The gradient of the line \(PQ\) is \[\frac{2at_2-2at_1}{at_2^2-at_1^1}=\frac{2(t_2-t_1)}{(t_2-t_1)(t_1+t_2)}=\frac{2}{t_1+t_2}.\] The equation of the line through points \(P\) and \(Q\) is then \[y-2at_1=\frac{2}{t_1+t_2}(x-at_1^2).\] This will pass through the point \((-2a,0)\) if and only if \[\begin{align*} 0-2at_1&=\frac{2}{t_1+t_2}(-2a-at_1^2) \\ &\iff t_1 = \frac{1}{t_1+t_2}(2+t_1^2) \\ &\iff t_1(t_1+t_2) = 2+t_1^2 \\ &\iff t_1 t_2 = 2, \end{align*}\]

as required.

The two normals passing through \(P\) and \(Q\) have the equations \[\begin{align*} y &=-t_1x+2at_1+at_1^3 \\ y &=-t_2x+2at_2+at_2^3, \end{align*}\] using the first part of the question. They intersect when \[\begin{align*} -t_1x+2at_1+at_1^3 &= -t_2x+2at_2+at_2^3 \\ \Longrightarrow \qquad 2a(t_2-t_1)+a(t_2^3-t_1^3) &= x(t_2-t_1) \\ \end{align*}\] and factorising \((t_2^3-t_1^3)\) gives \[\begin{align*} \qquad 2a(t_2-t_1)+a(t_2-t_1)(t_1^2+t_1t_2+t_2^2) &= x(t_2-t_1) \end{align*}\] Since \(t_1\neq t_2\), as we are assuming \(P\) and \(Q\) are distinct, we can divide through by \((t_2-t_1)\) to get \[x=a(t_1^2+t_1t_2+t_2^2+2).\] Substituting for \(2=t_1t_2\) we find that \[\begin{align*} x &=a(t_1^2+2t_1t_2+t_2^2) \\ &= a(t_1+t_2)^2. \end{align*}\] Using this expression, we can substitute back into one of the original equations for the normal to find \[\begin{align*} y &= -t_1a(t_1+t_2)^2+2at_1+at_1^3 \\ &=-t_1^3a-2at_1^2t_2-at_1t_2^2+2at_1+at_1^3\\ &=-2a \times 2 \times t_1 - 2 \times at_2+2at_1\\ &= -2a(t_1+t_2). \end{align*}\]

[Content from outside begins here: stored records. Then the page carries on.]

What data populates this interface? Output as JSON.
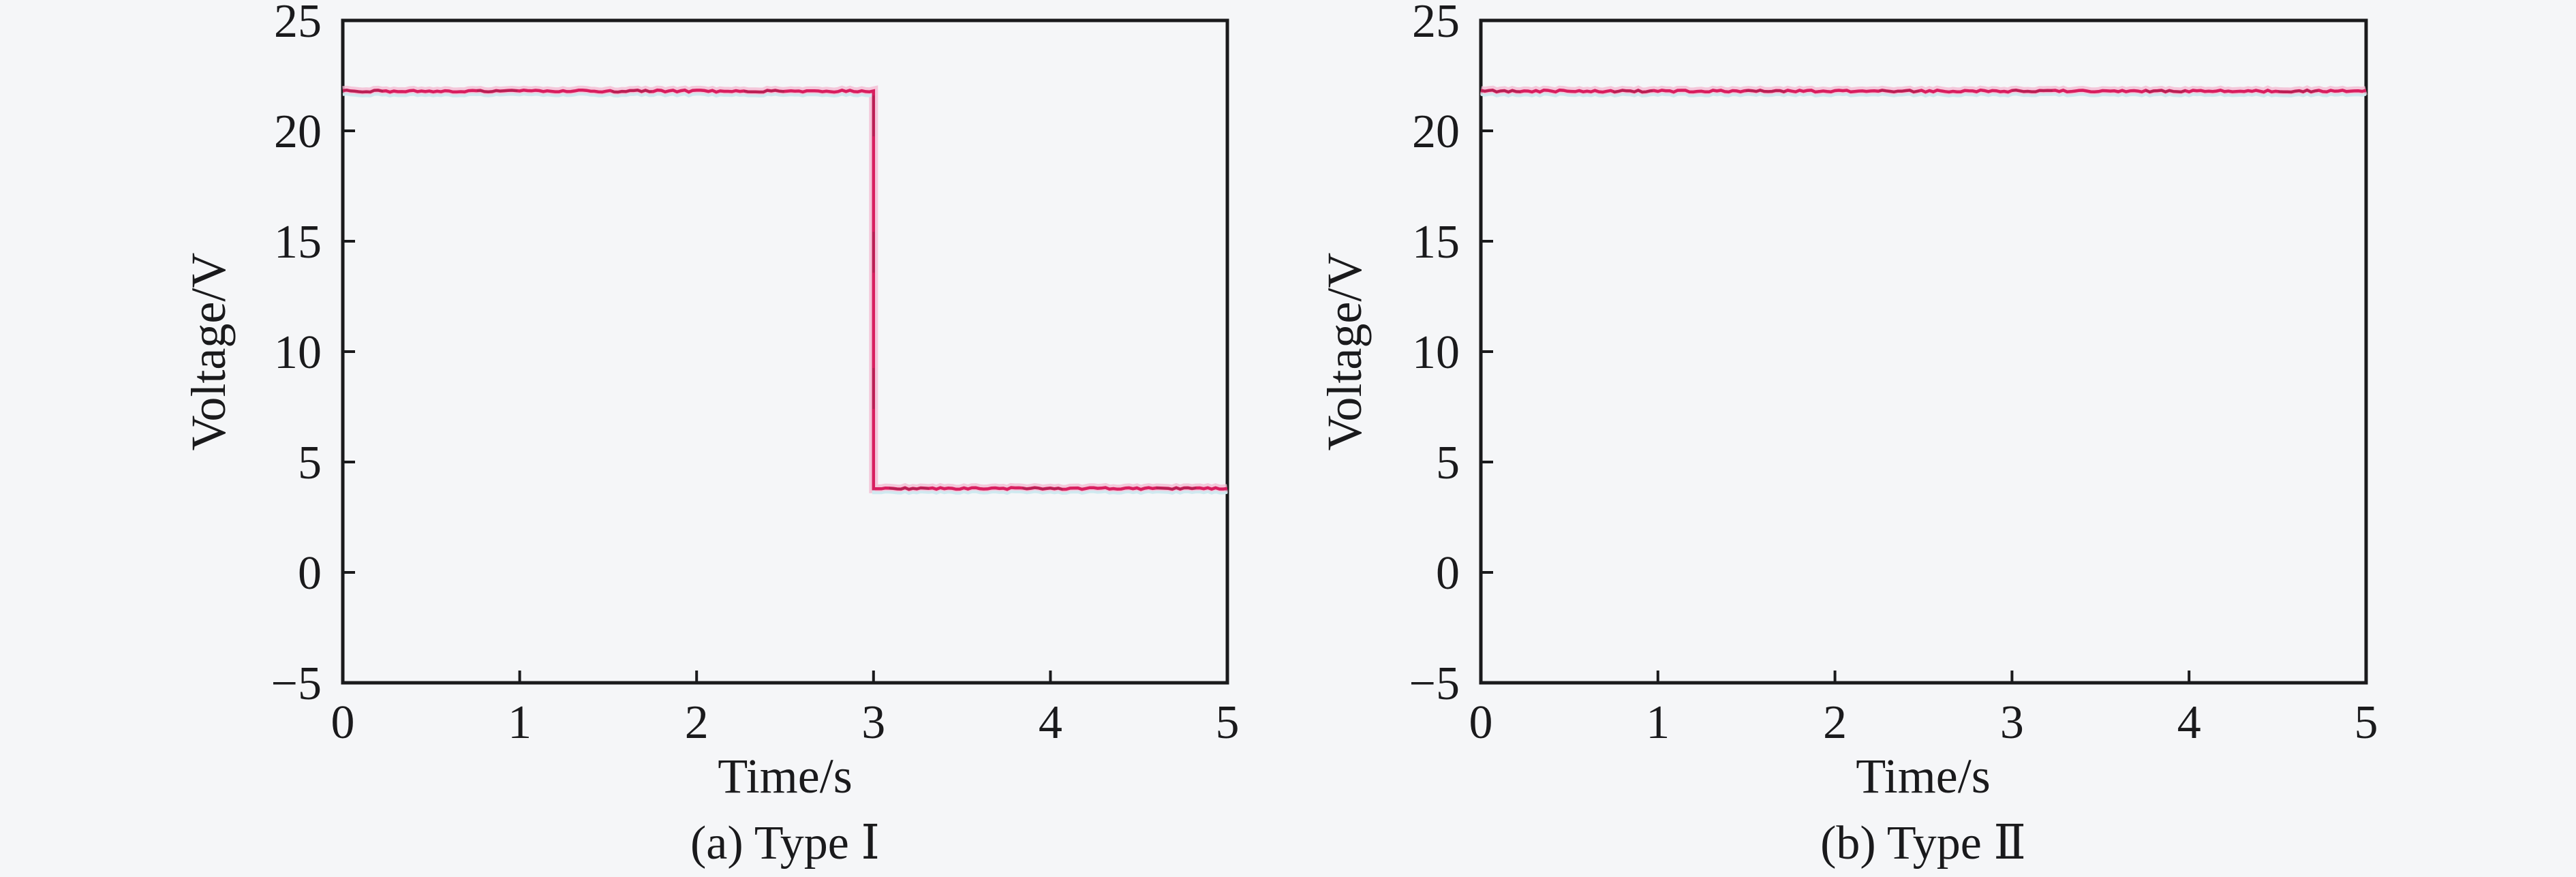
{
  "figure": {
    "background": "#f5f6f8",
    "frame_color": "#1a1a1c",
    "text_color": "#1a1a1c"
  },
  "chart_data": [
    {
      "id": "a",
      "type": "line",
      "title": "",
      "caption": "(a) Type Ⅰ",
      "xlabel": "Time/s",
      "ylabel": "Voltage/V",
      "xlim": [
        0,
        5
      ],
      "ylim": [
        -5,
        25
      ],
      "xticks": [
        0,
        1,
        2,
        3,
        4,
        5
      ],
      "xtick_labels": [
        "0",
        "1",
        "2",
        "3",
        "4",
        "5"
      ],
      "yticks": [
        -5,
        0,
        5,
        10,
        15,
        20,
        25
      ],
      "ytick_labels": [
        "−5",
        "0",
        "5",
        "10",
        "15",
        "20",
        "25"
      ],
      "grid": false,
      "legend": "none",
      "series": [
        {
          "name": "voltage",
          "color": "#d81e5f",
          "halo_color": "#f4bcd2",
          "underglow_color": "#cdeaf0",
          "overlay_color": "#8e2548",
          "points": [
            [
              0,
              21.8
            ],
            [
              3,
              21.8
            ],
            [
              3,
              3.8
            ],
            [
              5,
              3.8
            ]
          ]
        }
      ]
    },
    {
      "id": "b",
      "type": "line",
      "title": "",
      "caption": "(b) Type Ⅱ",
      "xlabel": "Time/s",
      "ylabel": "Voltage/V",
      "xlim": [
        0,
        5
      ],
      "ylim": [
        -5,
        25
      ],
      "xticks": [
        0,
        1,
        2,
        3,
        4,
        5
      ],
      "xtick_labels": [
        "0",
        "1",
        "2",
        "3",
        "4",
        "5"
      ],
      "yticks": [
        -5,
        0,
        5,
        10,
        15,
        20,
        25
      ],
      "ytick_labels": [
        "−5",
        "0",
        "5",
        "10",
        "15",
        "20",
        "25"
      ],
      "grid": false,
      "legend": "none",
      "series": [
        {
          "name": "voltage",
          "color": "#d81e5f",
          "halo_color": "#f4bcd2",
          "underglow_color": "#cdeaf0",
          "overlay_color": "#8e2548",
          "points": [
            [
              0,
              21.8
            ],
            [
              5,
              21.8
            ]
          ]
        }
      ]
    }
  ]
}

Thus \(R=\left(a(t_1+t_2)^2,-2a(t_1+t_2)\right)\), and comparing this to the general point on the parabola \((at^2,2at)\), we can see that \(R\) is clearly on the curve.

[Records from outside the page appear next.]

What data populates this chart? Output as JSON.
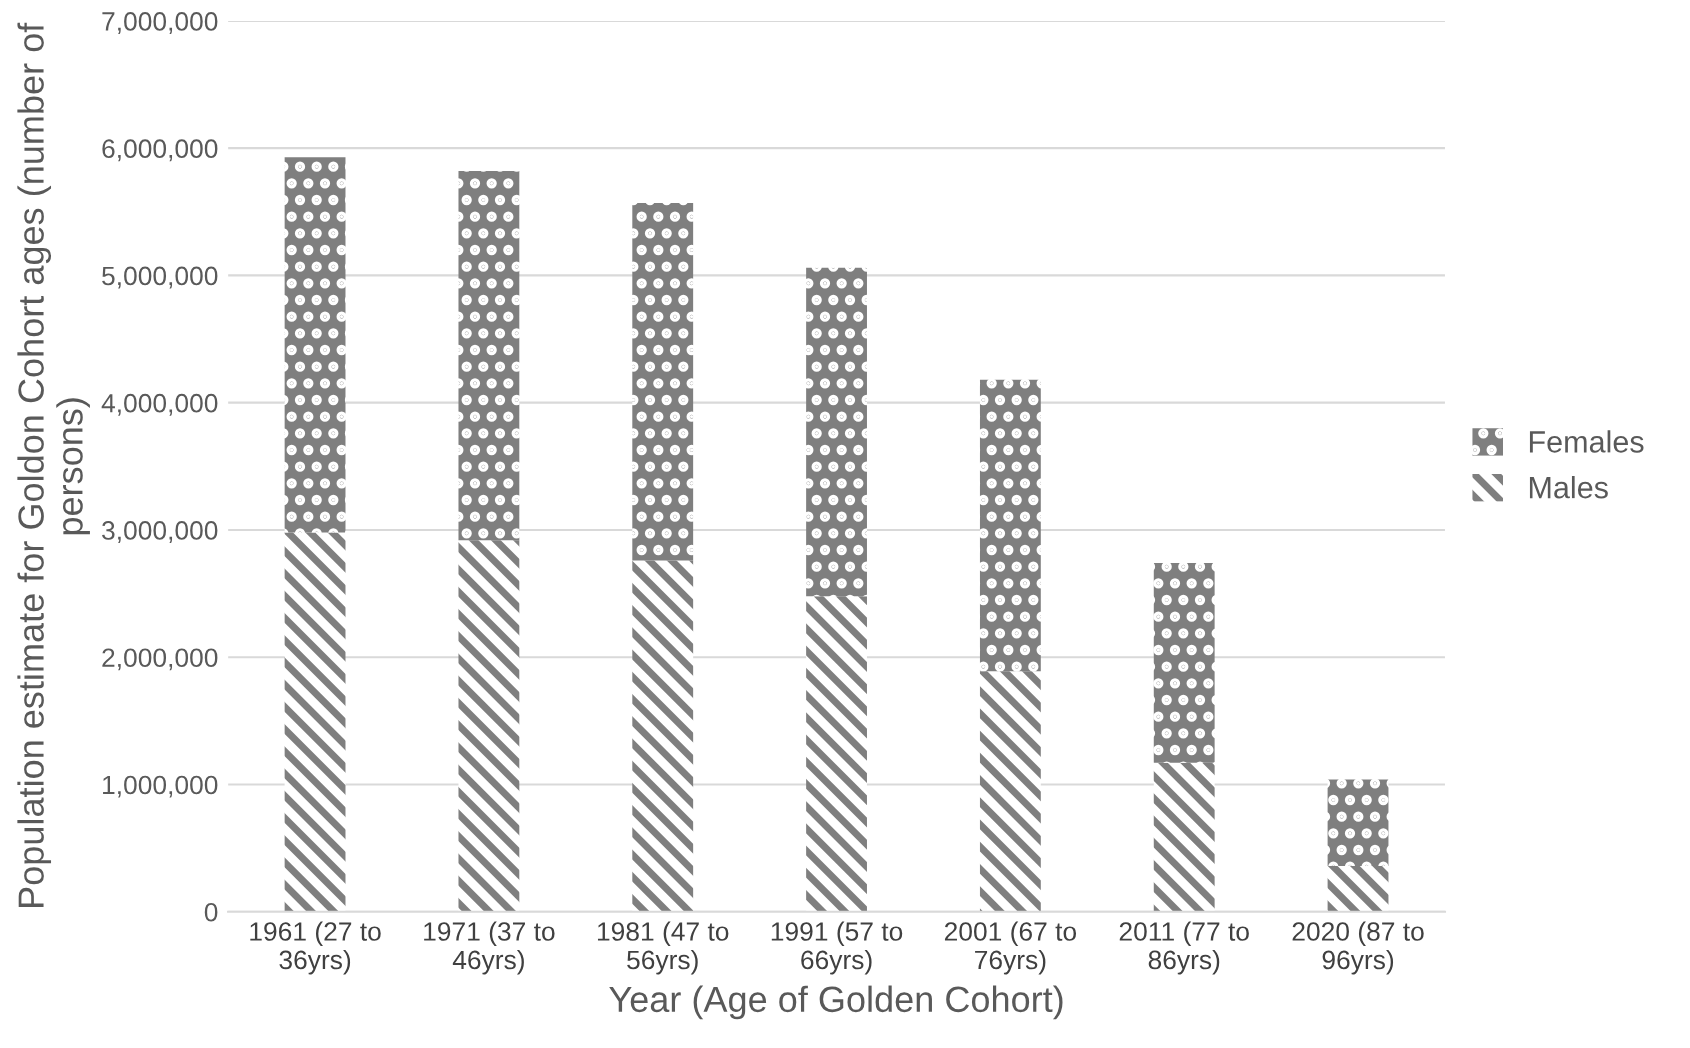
{
  "chart_data": {
    "type": "bar",
    "stacked": true,
    "xlabel": "Year (Age of Golden Cohort)",
    "ylabel": "Population estimate for Goldon Cohort ages (number of persons)",
    "categories": [
      "1961 (27 to 36yrs)",
      "1971 (37 to 46yrs)",
      "1981 (47 to 56yrs)",
      "1991 (57 to 66yrs)",
      "2001 (67 to 76yrs)",
      "2011 (77 to 86yrs)",
      "2020 (87 to 96yrs)"
    ],
    "series": [
      {
        "name": "Males",
        "color": "#7f7f7f",
        "values": [
          2980000,
          2920000,
          2760000,
          2480000,
          1890000,
          1170000,
          360000
        ]
      },
      {
        "name": "Females",
        "color": "#7f7f7f",
        "values": [
          2950000,
          2900000,
          2810000,
          2580000,
          2290000,
          1570000,
          680000
        ]
      }
    ],
    "ylim": [
      0,
      7000000
    ],
    "yticks": [
      0,
      {
        "value": 1000000,
        "label": "1,000,000"
      },
      {
        "value": 2000000,
        "label": "2,000,000"
      },
      {
        "value": 3000000,
        "label": "3,000,000"
      },
      {
        "value": 4000000,
        "label": "4,000,000"
      },
      {
        "value": 5000000,
        "label": "5,000,000"
      },
      {
        "value": 6000000,
        "label": "6,000,000"
      },
      {
        "value": 7000000,
        "label": "7,000,000"
      }
    ],
    "grid": "y",
    "legend": "right"
  }
}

Since \(P = (at_1^2, 2at_1)\), \(Q = (at_2^2, 2at_2)\), \(R = (a(t_1+t_2)^2, -2a(t_1+t_2))\), and \(O = (0, 0)\), then:

\(OP\) has gradient \(\dfrac{2}{t_1}\), \(PQ\) has gradient \(\dfrac{2}{t_1+t_2}\), \(QR\) has gradient \(-\dfrac{2}{t_1}\), while \(RO\) has gradient \(-\dfrac{2}{t_1+t_2}\).

Thus \(OP\) and \(QR\) are reflections of each other in a vertical or horizontal line, and \(PQ\) and \(OR\) are likewise.

The diagram shows that angle \(\widehat{PQR}\) is \(180^\circ-\alpha -\beta\), and so the angles \(\widehat{POR}\) and \(\widehat{PQR}\) add to \(180^\circ\), and therefore \(OPQR\) is a cyclic quadrilateral.

Thus \(O\) lies on the circumcircle of \(PQR\), as required.